The Guardian, The Telegraph and The Times  articles published today, all allude to Mr Paterson admitting that this generation would lose out from loss, but the BBC rushed to the Minister’s rescue with PR spin “It is “highly unlikely” ancient woodland would be destroyed under new plans to speed up the planning process, the government has insisted.”   The Daily Mail hints at green rebellion, wow …. bring it on, long overdue!  Some comments on the media websites publishing the articles are well worth reading, some ask all the right questions so hopefully the debate will continue and perhaps it will now bring better focus on the real purpose behind biodiversity offsetting and ecosystem service audits etc.?

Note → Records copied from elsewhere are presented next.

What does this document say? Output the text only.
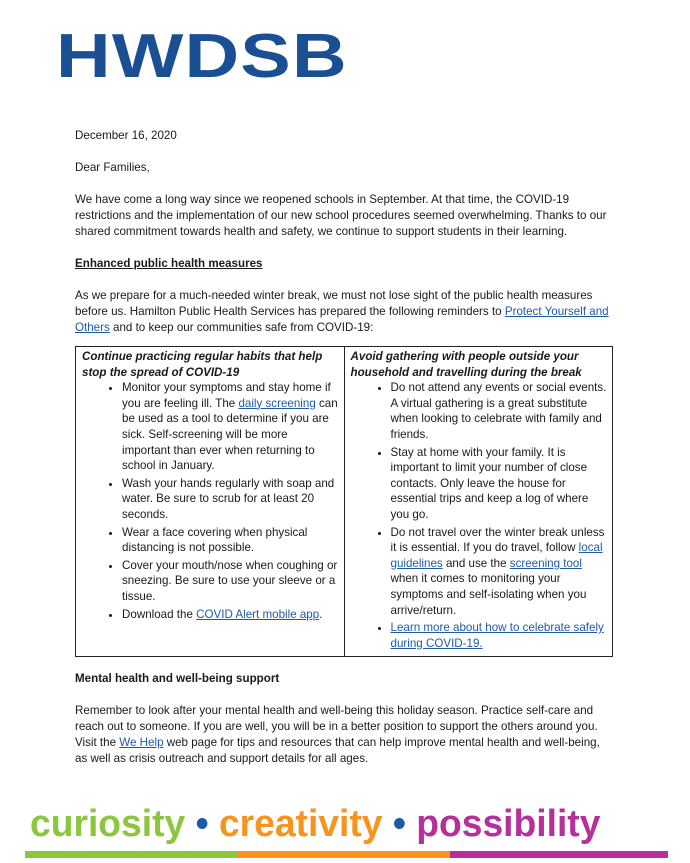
HWDSB

December 16, 2020

Dear Families,

We have come a long way since we reopened schools in September. At that time, the COVID-19 restrictions and the implementation of our new school procedures seemed overwhelming. Thanks to our shared commitment towards health and safety, we continue to support students in their learning.

Enhanced public health measures

As we prepare for a much-needed winter break, we must not lose sight of the public health measures before us. Hamilton Public Health Services has prepared the following reminders to Protect Yourself and Others and to keep our communities safe from COVID-19:

Continue practicing regular habits that help stop the spread of COVID-19
• Monitor your symptoms and stay home if you are feeling ill. The daily screening can be used as a tool to determine if you are sick. Self-screening will be more important than ever when returning to school in January.
• Wash your hands regularly with soap and water. Be sure to scrub for at least 20 seconds.
• Wear a face covering when physical distancing is not possible.
• Cover your mouth/nose when coughing or sneezing. Be sure to use your sleeve or a tissue.
• Download the COVID Alert mobile app.

Avoid gathering with people outside your household and travelling during the break
• Do not attend any events or social events. A virtual gathering is a great substitute when looking to celebrate with family and friends.
• Stay at home with your family. It is important to limit your number of close contacts. Only leave the house for essential trips and keep a log of where you go.
• Do not travel over the winter break unless it is essential. If you do travel, follow local guidelines and use the screening tool when it comes to monitoring your symptoms and self-isolating when you arrive/return.
• Learn more about how to celebrate safely during COVID-19.

Mental health and well-being support

Remember to look after your mental health and well-being this holiday season. Practice self-care and reach out to someone. If you are well, you will be in a better position to support the others around you. Visit the We Help web page for tips and resources that can help improve mental health and well-being, as well as crisis outreach and support details for all ages.

curiosity • creativity • possibility
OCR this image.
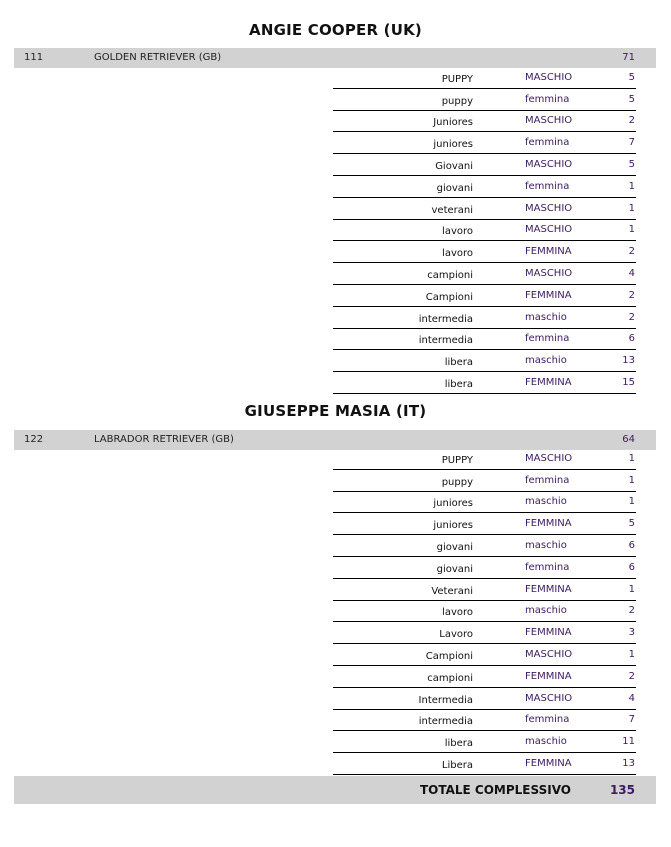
ANGIE COOPER (UK)
111	GOLDEN RETRIEVER (GB)	71
PUPPY	MASCHIO	5
puppy	femmina	5
Juniores	MASCHIO	2
juniores	femmina	7
Giovani	MASCHIO	5
giovani	femmina	1
veterani	MASCHIO	1
lavoro	MASCHIO	1
lavoro	FEMMINA	2
campioni	MASCHIO	4
Campioni	FEMMINA	2
intermedia	maschio	2
intermedia	femmina	6
libera	maschio	13
libera	FEMMINA	15
GIUSEPPE MASIA (IT)
122	LABRADOR RETRIEVER (GB)	64
PUPPY	MASCHIO	1
puppy	femmina	1
juniores	maschio	1
juniores	FEMMINA	5
giovani	maschio	6
giovani	femmina	6
Veterani	FEMMINA	1
lavoro	maschio	2
Lavoro	FEMMINA	3
Campioni	MASCHIO	1
campioni	FEMMINA	2
Intermedia	MASCHIO	4
intermedia	femmina	7
libera	maschio	11
Libera	FEMMINA	13
TOTALE COMPLESSIVO	135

If some of the ancient woodland in this country dates back to the 1600s how can it be replaced in one generation?  We wonder how they propose to mitigate for the invertebrate fauna associated with ancient woodlands, can any readers direct us to that information?  If not then perhaps the champion of this scheme?  I wonder if the Minister or his civil servants in Defra have heard of the saprophytic index used to assess wooodland invertebrate fauna?  I wonder if such fauna registers on their radar or in the eco-system service evaluation manual?  It is all very well to offer that “People will say that’s no good for our generation but, over the long term, that is an enormous increase in the number of trees”, but where will newly planted tree saplings acquire their obligate micro-fauna from?  Around 13% of our native invertebrate animal and fungus species have life cycles making them dependent on the dead wood environment at some stage during their development*.  In total, almost 5,000 British species are known to be associated with deadwood, how will this be accommodated within the Minister’s plans?  A new mini industry, breeding and translocating species around the UK to order?

Fallen tree in Denny Wood, New Forest.  Jim Champion.  Via Wikimedia Commons, the free media repository.

Already the Woodland Trust and FoE have spoken out about it, but where are the rest?

Is this latest proposal a result of Paterson’s predecessors failure to sell off the forests?  If the public won’t allow the sale of their land and assets then we’ll make them available to developers by relaxing red-tape?

Do you have a view?  Does the environment matter, do we in modern day Britain need a healthy and diverse natural environment?